For calls between load modules, the gp register must be initialized with the correct gp value for the new load module, and the calling function must ensure that its own gp value is saved and restored.

回答2:

Just a comment about this quote from the other answer:

It is expected that this location will be chosen to maximize the usefulness of short-displacement immediate instructions for addressing scalars and linkage table entries.

What this is talking about: Itanium has three different ways to put a value into a register (where 'immediate' here means 'offset from the base'). You can support a full 64 bit offset from anywhere, but it takes two instructions:

// r34 has base address
movl r33 = <my immediate>
;;
add r35 = r34, r35
;;

Not only does that take 2 separate clocks, it takes 3 instruction slots across 2 bundles to make that happen.

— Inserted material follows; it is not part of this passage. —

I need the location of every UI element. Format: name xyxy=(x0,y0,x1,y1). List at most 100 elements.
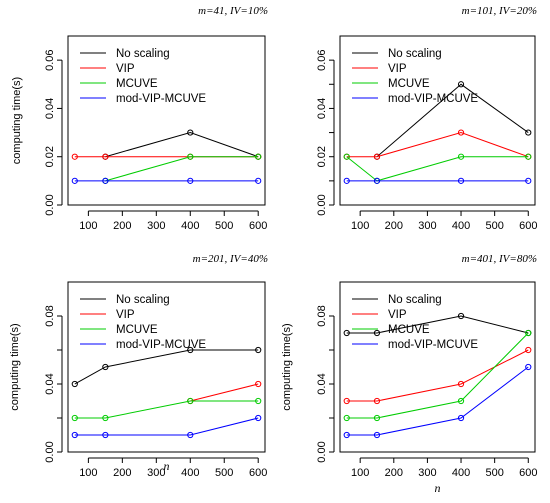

There are two shorter versions: add14 (also adds) and add22 (also addl). The difference was in the immediate size each could handle. Each took a single 'A' slot iirc, and completed in a single clock.

add14 could use any register as the source & target, but could only handle up to 14 bit immediates.

add22 could use any register as the target, but for source, only two bits were allocated. So you could only use r0, r1, r2, r3 as the source regs. r0 is not a real register - it's hardwired to 0. But using one of the other 3 as a local stack registers, means you can address 256 times the memory using simple offsets, compared to using the local stack registers. Therefore, if you put your global base address into r1 (the convention), you could access that much more local offsets before having to do a separate movl and/or modifying gp for the next section of code.